In The Church vs the Mall: What Happens When Religion Faces Increased Secular Competition? authors Jonathan Gruber and Daniel M. Hungerman with the National Bureau of Economic Research considered the causes and consequences of religious participation. In this paper, they sought to identify policy driven changes that affect the opportunity cost of religious participation based on state laws prohibiting retail activity on Sunday, known as “blue laws.” They found that “when a state repeals its blue laws religious attendance falls, and that church donations and spending fall as well.” They added, “These results do not seem to be driven by declines in religiosity prior to the law change…” Furthermore, they assessed the effects of changes in these laws on drinking and drug use. They found that “repealing blue laws leads to an increase in drinking and drug use, and that this increase is found only among the initially religious individuals who were affected by the blue laws.

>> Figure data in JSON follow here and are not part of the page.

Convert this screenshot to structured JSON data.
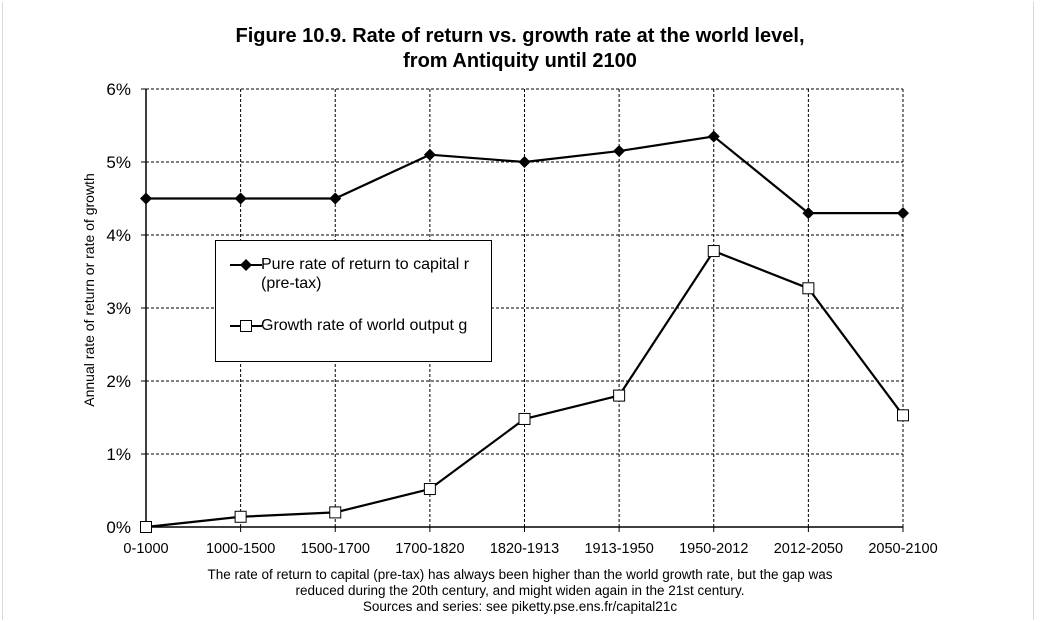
{
  "title_line1": "Figure 10.9. Rate of return vs. growth rate at the world level,",
  "title_line2": "from Antiquity until 2100",
  "caption_line1": "The rate of return to capital (pre-tax) has always been higher than the world growth rate, but the gap was",
  "caption_line2": "reduced during the 20th century, and might widen again in the 21st century.",
  "caption_line3": "Sources and series: see piketty.pse.ens.fr/capital21c",
  "legend": {
    "r_line1": "Pure rate of return to capital r",
    "r_line2": "(pre-tax)",
    "g_label": "Growth rate of world output g"
  },
  "chart_data": {
    "type": "line",
    "categories": [
      "0-1000",
      "1000-1500",
      "1500-1700",
      "1700-1820",
      "1820-1913",
      "1913-1950",
      "1950-2012",
      "2012-2050",
      "2050-2100"
    ],
    "series": [
      {
        "name": "Pure rate of return to capital r (pre-tax)",
        "marker": "filled-diamond",
        "values": [
          4.5,
          4.5,
          4.5,
          5.1,
          5.0,
          5.15,
          5.35,
          4.3,
          4.3
        ]
      },
      {
        "name": "Growth rate of world output g",
        "marker": "open-square",
        "values": [
          0.0,
          0.14,
          0.2,
          0.52,
          1.48,
          1.8,
          3.78,
          3.27,
          1.53
        ]
      }
    ],
    "ylabel": "Annual rate of return or rate of growth",
    "ylim": [
      0,
      6
    ],
    "yticks": [
      "0%",
      "1%",
      "2%",
      "3%",
      "4%",
      "5%",
      "6%"
    ],
    "grid": "dashed",
    "legend_position": "center-left",
    "colors": {
      "line": "#000000",
      "grid": "#000000",
      "marker_fill_g": "#ffffff"
    }
  }
}
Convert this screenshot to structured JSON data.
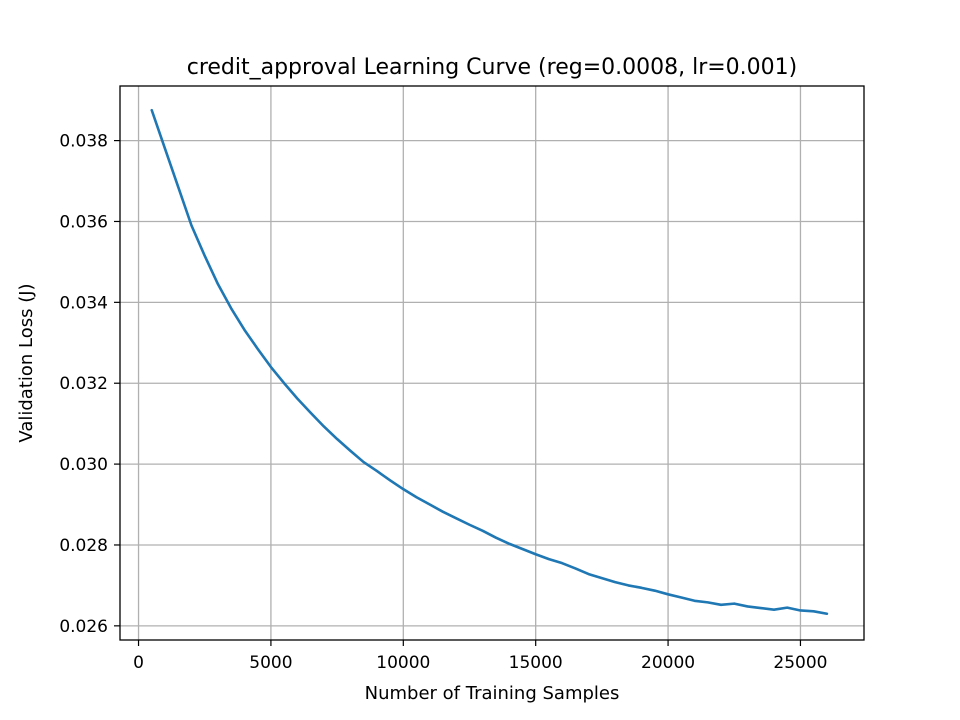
{
  "colors": {
    "series": "#1f77b4",
    "grid": "#b0b0b0",
    "frame": "#000000",
    "background": "#ffffff"
  },
  "chart_data": {
    "type": "line",
    "title": "credit_approval Learning Curve (reg=0.0008, lr=0.001)",
    "xlabel": "Number of Training Samples",
    "ylabel": "Validation Loss (J)",
    "xlim": [
      -700,
      27400
    ],
    "ylim": [
      0.02565,
      0.03935
    ],
    "grid": true,
    "legend": "none",
    "xticks": [
      0,
      5000,
      10000,
      15000,
      20000,
      25000
    ],
    "xtick_labels": [
      "0",
      "5000",
      "10000",
      "15000",
      "20000",
      "25000"
    ],
    "yticks": [
      0.026,
      0.028,
      0.03,
      0.032,
      0.034,
      0.036,
      0.038
    ],
    "ytick_labels": [
      "0.026",
      "0.028",
      "0.030",
      "0.032",
      "0.034",
      "0.036",
      "0.038"
    ],
    "series": [
      {
        "x": [
          500,
          1000,
          1500,
          2000,
          2500,
          3000,
          3500,
          4000,
          4500,
          5000,
          5500,
          6000,
          6500,
          7000,
          7500,
          8000,
          8500,
          9000,
          9500,
          10000,
          10500,
          11000,
          11500,
          12000,
          12500,
          13000,
          13500,
          14000,
          14500,
          15000,
          15500,
          16000,
          16500,
          17000,
          17500,
          18000,
          18500,
          19000,
          19500,
          20000,
          20500,
          21000,
          21500,
          22000,
          22500,
          23000,
          23500,
          24000,
          24500,
          25000,
          25500,
          26000
        ],
        "y": [
          0.03875,
          0.0378,
          0.03685,
          0.0359,
          0.03515,
          0.03445,
          0.03385,
          0.03332,
          0.03285,
          0.0324,
          0.032,
          0.03162,
          0.03127,
          0.03093,
          0.03062,
          0.03033,
          0.03005,
          0.02983,
          0.0296,
          0.02938,
          0.02918,
          0.029,
          0.02882,
          0.02866,
          0.0285,
          0.02835,
          0.02818,
          0.02803,
          0.0279,
          0.02777,
          0.02765,
          0.02755,
          0.02742,
          0.02728,
          0.02718,
          0.02708,
          0.027,
          0.02694,
          0.02687,
          0.02678,
          0.0267,
          0.02662,
          0.02658,
          0.02652,
          0.02655,
          0.02648,
          0.02644,
          0.0264,
          0.02645,
          0.02638,
          0.02636,
          0.0263
        ]
      }
    ]
  }
}
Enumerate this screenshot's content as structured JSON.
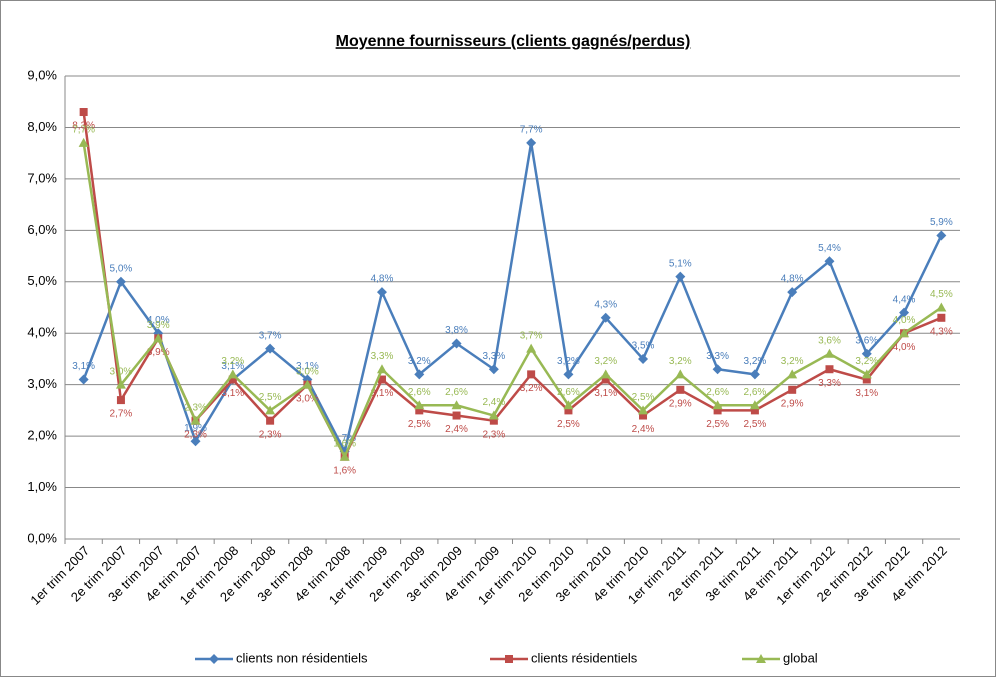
{
  "chart_data": {
    "type": "line",
    "title": "Moyenne fournisseurs (clients gagnés/perdus)",
    "categories": [
      "1er trim 2007",
      "2e trim 2007",
      "3e trim 2007",
      "4e trim 2007",
      "1er trim 2008",
      "2e trim 2008",
      "3e trim 2008",
      "4e trim 2008",
      "1er trim 2009",
      "2e trim 2009",
      "3e trim 2009",
      "4e trim 2009",
      "1er trim 2010",
      "2e trim 2010",
      "3e trim 2010",
      "4e trim 2010",
      "1er trim 2011",
      "2e trim 2011",
      "3e trim 2011",
      "4e trim 2011",
      "1er trim 2012",
      "2e trim 2012",
      "3e trim 2012",
      "4e trim 2012"
    ],
    "series": [
      {
        "name": "clients non résidentiels",
        "color": "#4a7ebb",
        "marker": "diamond",
        "values": [
          3.1,
          5.0,
          4.0,
          1.9,
          3.1,
          3.7,
          3.1,
          1.7,
          4.8,
          3.2,
          3.8,
          3.3,
          7.7,
          3.2,
          4.3,
          3.5,
          5.1,
          3.3,
          3.2,
          4.8,
          5.4,
          3.6,
          4.4,
          5.9
        ],
        "value_labels": [
          "3,1%",
          "5,0%",
          "4,0%",
          "1,9%",
          "3,1%",
          "3,7%",
          "3,1%",
          "1,7%",
          "4,8%",
          "3,2%",
          "3,8%",
          "3,3%",
          "7,7%",
          "3,2%",
          "4,3%",
          "3,5%",
          "5,1%",
          "3,3%",
          "3,2%",
          "4,8%",
          "5,4%",
          "3,6%",
          "4,4%",
          "5,9%"
        ]
      },
      {
        "name": "clients résidentiels",
        "color": "#be4b48",
        "marker": "square",
        "values": [
          8.3,
          2.7,
          3.9,
          2.3,
          3.1,
          2.3,
          3.0,
          1.6,
          3.1,
          2.5,
          2.4,
          2.3,
          3.2,
          2.5,
          3.1,
          2.4,
          2.9,
          2.5,
          2.5,
          2.9,
          3.3,
          3.1,
          4.0,
          4.3
        ],
        "value_labels": [
          "8,3%",
          "2,7%",
          "3,9%",
          "2,3%",
          "3,1%",
          "2,3%",
          "3,0%",
          "1,6%",
          "3,1%",
          "2,5%",
          "2,4%",
          "2,3%",
          "3,2%",
          "2,5%",
          "3,1%",
          "2,4%",
          "2,9%",
          "2,5%",
          "2,5%",
          "2,9%",
          "3,3%",
          "3,1%",
          "4,0%",
          "4,3%"
        ]
      },
      {
        "name": "global",
        "color": "#98b954",
        "marker": "triangle",
        "values": [
          7.7,
          3.0,
          3.9,
          2.3,
          3.2,
          2.5,
          3.0,
          1.6,
          3.3,
          2.6,
          2.6,
          2.4,
          3.7,
          2.6,
          3.2,
          2.5,
          3.2,
          2.6,
          2.6,
          3.2,
          3.6,
          3.2,
          4.0,
          4.5
        ],
        "value_labels": [
          "7,7%",
          "3,0%",
          "3,9%",
          "2,3%",
          "3,2%",
          "2,5%",
          "3,0%",
          "1,6%",
          "3,3%",
          "2,6%",
          "2,6%",
          "2,4%",
          "3,7%",
          "2,6%",
          "3,2%",
          "2,5%",
          "3,2%",
          "2,6%",
          "2,6%",
          "3,2%",
          "3,6%",
          "3,2%",
          "4,0%",
          "4,5%"
        ]
      }
    ],
    "ylim": [
      0,
      9
    ],
    "yticks": [
      {
        "value": 0,
        "label": "0,0%"
      },
      {
        "value": 1,
        "label": "1,0%"
      },
      {
        "value": 2,
        "label": "2,0%"
      },
      {
        "value": 3,
        "label": "3,0%"
      },
      {
        "value": 4,
        "label": "4,0%"
      },
      {
        "value": 5,
        "label": "5,0%"
      },
      {
        "value": 6,
        "label": "6,0%"
      },
      {
        "value": 7,
        "label": "7,0%"
      },
      {
        "value": 8,
        "label": "8,0%"
      },
      {
        "value": 9,
        "label": "9,0%"
      }
    ],
    "grid": true,
    "legend": "bottom"
  }
}
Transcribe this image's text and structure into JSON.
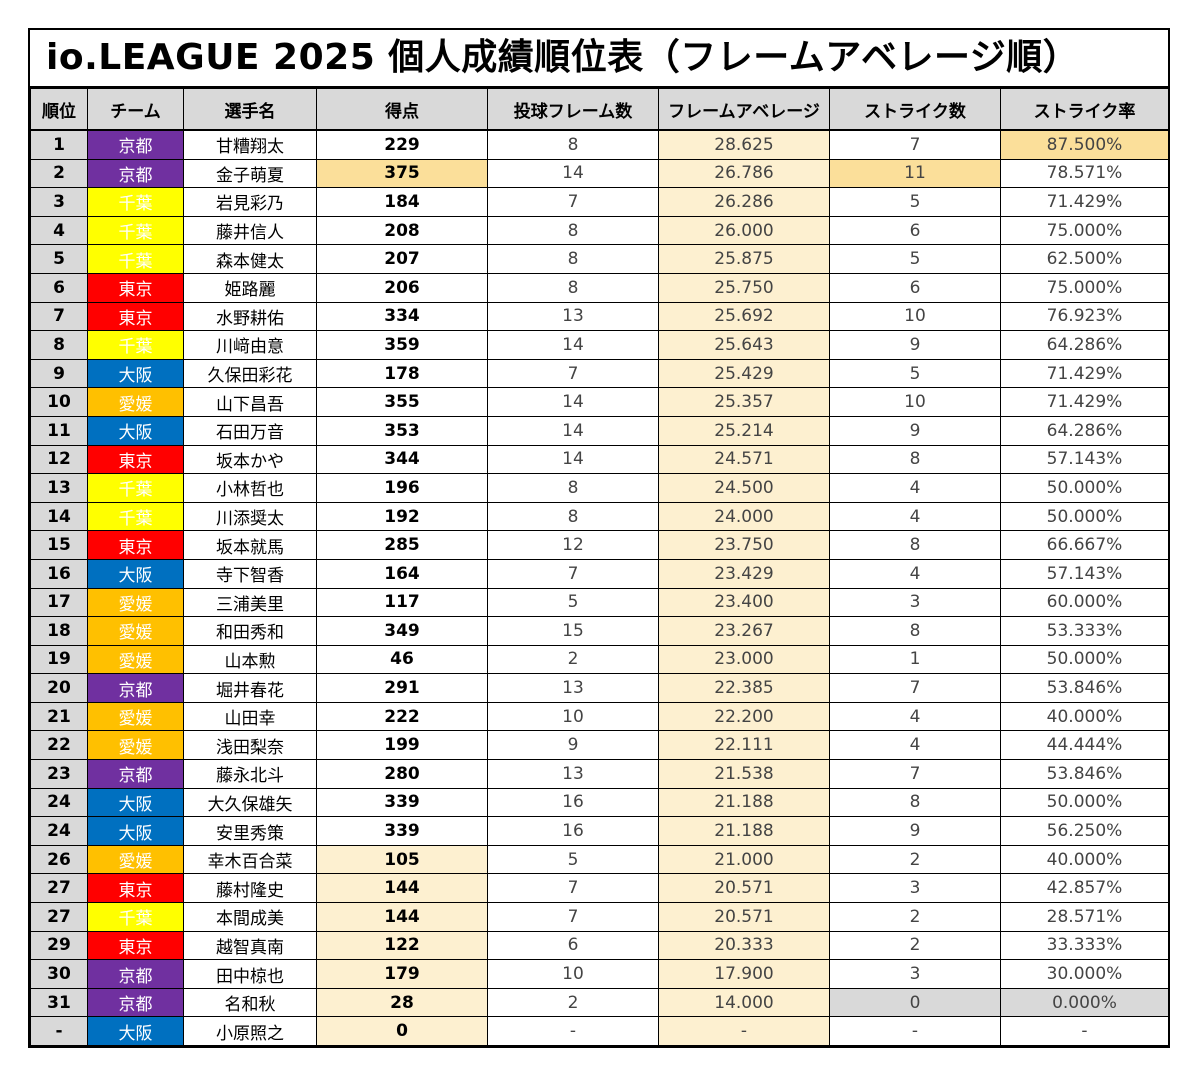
{
  "title": "io.LEAGUE  2025  個人成績順位表（フレームアベレージ順）",
  "team_colors": {
    "京都": {
      "bg": "#7030a0",
      "fg": "#ffffff"
    },
    "千葉": {
      "bg": "#ffff00",
      "fg": "#ffffff"
    },
    "東京": {
      "bg": "#ff0000",
      "fg": "#ffffff"
    },
    "大阪": {
      "bg": "#0070c0",
      "fg": "#ffffff"
    },
    "愛媛": {
      "bg": "#ffc000",
      "fg": "#ffffff"
    }
  },
  "columns": [
    "順位",
    "チーム",
    "選手名",
    "得点",
    "投球フレーム数",
    "フレームアベレージ",
    "ストライク数",
    "ストライク率"
  ],
  "rows": [
    {
      "rank": "1",
      "team": "京都",
      "name": "甘糟翔太",
      "points": "229",
      "frames": "8",
      "avg": "28.625",
      "strikes": "7",
      "rate": "87.500%"
    },
    {
      "rank": "2",
      "team": "京都",
      "name": "金子萌夏",
      "points": "375",
      "frames": "14",
      "avg": "26.786",
      "strikes": "11",
      "rate": "78.571%"
    },
    {
      "rank": "3",
      "team": "千葉",
      "name": "岩見彩乃",
      "points": "184",
      "frames": "7",
      "avg": "26.286",
      "strikes": "5",
      "rate": "71.429%"
    },
    {
      "rank": "4",
      "team": "千葉",
      "name": "藤井信人",
      "points": "208",
      "frames": "8",
      "avg": "26.000",
      "strikes": "6",
      "rate": "75.000%"
    },
    {
      "rank": "5",
      "team": "千葉",
      "name": "森本健太",
      "points": "207",
      "frames": "8",
      "avg": "25.875",
      "strikes": "5",
      "rate": "62.500%"
    },
    {
      "rank": "6",
      "team": "東京",
      "name": "姫路麗",
      "points": "206",
      "frames": "8",
      "avg": "25.750",
      "strikes": "6",
      "rate": "75.000%"
    },
    {
      "rank": "7",
      "team": "東京",
      "name": "水野耕佑",
      "points": "334",
      "frames": "13",
      "avg": "25.692",
      "strikes": "10",
      "rate": "76.923%"
    },
    {
      "rank": "8",
      "team": "千葉",
      "name": "川﨑由意",
      "points": "359",
      "frames": "14",
      "avg": "25.643",
      "strikes": "9",
      "rate": "64.286%"
    },
    {
      "rank": "9",
      "team": "大阪",
      "name": "久保田彩花",
      "points": "178",
      "frames": "7",
      "avg": "25.429",
      "strikes": "5",
      "rate": "71.429%"
    },
    {
      "rank": "10",
      "team": "愛媛",
      "name": "山下昌吾",
      "points": "355",
      "frames": "14",
      "avg": "25.357",
      "strikes": "10",
      "rate": "71.429%"
    },
    {
      "rank": "11",
      "team": "大阪",
      "name": "石田万音",
      "points": "353",
      "frames": "14",
      "avg": "25.214",
      "strikes": "9",
      "rate": "64.286%"
    },
    {
      "rank": "12",
      "team": "東京",
      "name": "坂本かや",
      "points": "344",
      "frames": "14",
      "avg": "24.571",
      "strikes": "8",
      "rate": "57.143%"
    },
    {
      "rank": "13",
      "team": "千葉",
      "name": "小林哲也",
      "points": "196",
      "frames": "8",
      "avg": "24.500",
      "strikes": "4",
      "rate": "50.000%"
    },
    {
      "rank": "14",
      "team": "千葉",
      "name": "川添奨太",
      "points": "192",
      "frames": "8",
      "avg": "24.000",
      "strikes": "4",
      "rate": "50.000%"
    },
    {
      "rank": "15",
      "team": "東京",
      "name": "坂本就馬",
      "points": "285",
      "frames": "12",
      "avg": "23.750",
      "strikes": "8",
      "rate": "66.667%"
    },
    {
      "rank": "16",
      "team": "大阪",
      "name": "寺下智香",
      "points": "164",
      "frames": "7",
      "avg": "23.429",
      "strikes": "4",
      "rate": "57.143%"
    },
    {
      "rank": "17",
      "team": "愛媛",
      "name": "三浦美里",
      "points": "117",
      "frames": "5",
      "avg": "23.400",
      "strikes": "3",
      "rate": "60.000%"
    },
    {
      "rank": "18",
      "team": "愛媛",
      "name": "和田秀和",
      "points": "349",
      "frames": "15",
      "avg": "23.267",
      "strikes": "8",
      "rate": "53.333%"
    },
    {
      "rank": "19",
      "team": "愛媛",
      "name": "山本勲",
      "points": "46",
      "frames": "2",
      "avg": "23.000",
      "strikes": "1",
      "rate": "50.000%"
    },
    {
      "rank": "20",
      "team": "京都",
      "name": "堀井春花",
      "points": "291",
      "frames": "13",
      "avg": "22.385",
      "strikes": "7",
      "rate": "53.846%"
    },
    {
      "rank": "21",
      "team": "愛媛",
      "name": "山田幸",
      "points": "222",
      "frames": "10",
      "avg": "22.200",
      "strikes": "4",
      "rate": "40.000%"
    },
    {
      "rank": "22",
      "team": "愛媛",
      "name": "浅田梨奈",
      "points": "199",
      "frames": "9",
      "avg": "22.111",
      "strikes": "4",
      "rate": "44.444%"
    },
    {
      "rank": "23",
      "team": "京都",
      "name": "藤永北斗",
      "points": "280",
      "frames": "13",
      "avg": "21.538",
      "strikes": "7",
      "rate": "53.846%"
    },
    {
      "rank": "24",
      "team": "大阪",
      "name": "大久保雄矢",
      "points": "339",
      "frames": "16",
      "avg": "21.188",
      "strikes": "8",
      "rate": "50.000%"
    },
    {
      "rank": "24",
      "team": "大阪",
      "name": "安里秀策",
      "points": "339",
      "frames": "16",
      "avg": "21.188",
      "strikes": "9",
      "rate": "56.250%"
    },
    {
      "rank": "26",
      "team": "愛媛",
      "name": "幸木百合菜",
      "points": "105",
      "frames": "5",
      "avg": "21.000",
      "strikes": "2",
      "rate": "40.000%"
    },
    {
      "rank": "27",
      "team": "東京",
      "name": "藤村隆史",
      "points": "144",
      "frames": "7",
      "avg": "20.571",
      "strikes": "3",
      "rate": "42.857%"
    },
    {
      "rank": "27",
      "team": "千葉",
      "name": "本間成美",
      "points": "144",
      "frames": "7",
      "avg": "20.571",
      "strikes": "2",
      "rate": "28.571%"
    },
    {
      "rank": "29",
      "team": "東京",
      "name": "越智真南",
      "points": "122",
      "frames": "6",
      "avg": "20.333",
      "strikes": "2",
      "rate": "33.333%"
    },
    {
      "rank": "30",
      "team": "京都",
      "name": "田中椋也",
      "points": "179",
      "frames": "10",
      "avg": "17.900",
      "strikes": "3",
      "rate": "30.000%"
    },
    {
      "rank": "31",
      "team": "京都",
      "name": "名和秋",
      "points": "28",
      "frames": "2",
      "avg": "14.000",
      "strikes": "0",
      "rate": "0.000%"
    },
    {
      "rank": "-",
      "team": "大阪",
      "name": "小原照之",
      "points": "0",
      "frames": "-",
      "avg": "-",
      "strikes": "-",
      "rate": "-"
    }
  ],
  "highlights": {
    "points_top": [
      1
    ],
    "points_low": [
      25,
      26,
      27,
      28,
      29,
      30,
      31
    ],
    "strikes_top": [
      1
    ],
    "strikes_zero": [
      30
    ],
    "rate_top": [
      0
    ],
    "rate_zero": [
      30
    ]
  }
}
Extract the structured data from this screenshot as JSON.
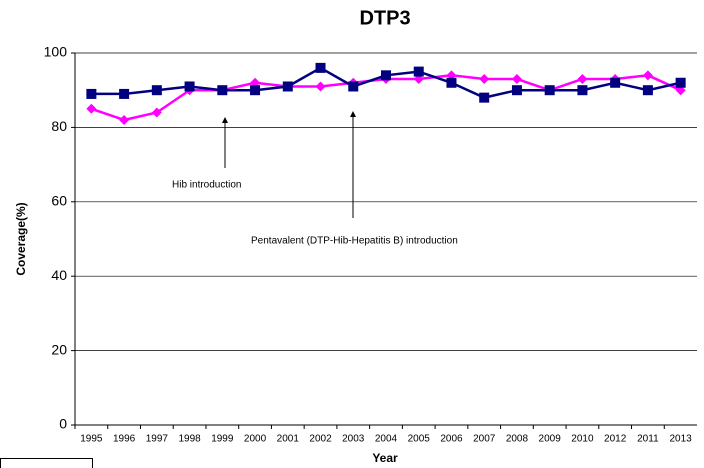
{
  "chart_data": {
    "type": "line",
    "title": "DTP3",
    "x_label": "Year",
    "y_label": "Coverage(%)",
    "categories": [
      "1995",
      "1996",
      "1997",
      "1998",
      "1999",
      "2000",
      "2001",
      "2002",
      "2003",
      "2004",
      "2005",
      "2006",
      "2007",
      "2008",
      "2009",
      "2010",
      "2012",
      "2011",
      "2013"
    ],
    "series": [
      {
        "color": "#ff00ff",
        "marker": "diamond",
        "values": [
          85,
          82,
          84,
          90,
          90,
          92,
          91,
          91,
          92,
          93,
          93,
          94,
          93,
          93,
          90,
          93,
          93,
          94,
          90
        ]
      },
      {
        "color": "#000080",
        "marker": "square",
        "values": [
          89,
          89,
          90,
          91,
          90,
          90,
          91,
          96,
          91,
          94,
          95,
          92,
          88,
          90,
          90,
          90,
          92,
          90,
          92
        ]
      }
    ],
    "ylim": [
      0,
      100
    ],
    "yticks": [
      0,
      20,
      40,
      60,
      80,
      100
    ],
    "grid": true,
    "annotations": [
      "Hib introduction",
      "Pentavalent (DTP-Hib-Hepatitis B) introduction"
    ]
  }
}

The effect is economically significant; for example, the gap in heavy drinking between religious and non-religious individuals falls by about half after the laws are repealed.”

Source: Gruber, Jonathan, and Daniel M Hungerman. “The Church vs the Mall: What Happens When Religion Faces Increased Secular Competition?” NBER,

Culture can either work to undergird religious influence or undermine it. Policies (like Brunch Ordinances) that create increased secular competition for religion results in a decline in church participation. Those who argue religious participation is simply determined by individual choice fail to understand the role culture positively or negatively plays in affecting the scope of religion’s impact. To a significant degree, public policy sets the direction and parameters for culture.


Lawmakers and public officials are sensitive to rejecting legislative initiatives that are counterproductive to an environment conducive to businesses flourishing. Churches also need a similar sensitivity – the kind demonstrated in resisting legislative initiatives that work against religion’s optimum opportunity for a positive impact on the culture. Brunch Ordinances will negatively impact religious influence.


The current North Carolina law prohibiting alcohol sales until after the noon hour has existed for many years. The reason for this has largely been out of deference and respect for churches that do not end all of their services before noontime. Brunch Ordinances beg the question: Where is this respect now?

Brunch Ordinances reveal a tacit disrespect for churches and their primary role in serving individuals and families who are victims of alcohol use and abuse. Churches spend considerable amounts of their time and ministry funds addressing the alcohol-related harms of wrecked lives, property damage and losses, and the addiction needs of people.

Moreover, these services by the church save taxpayer dollars that would otherwise be employed by the state government in social services and public assistance programs. What the church offers is free and even more effective.

Out of profound respect for the indispensable contribution churches make in service to those in the community who suffer from alcohol related issues, it is not too much to expect that public officials would reject any policy which remotely exacerbates the ills churches and religious organizations work so diligently to heal – especially a policy that increases the hours of sale for alcoholic beverages to be sold during their primary meeting time (Sunday mornings before noon).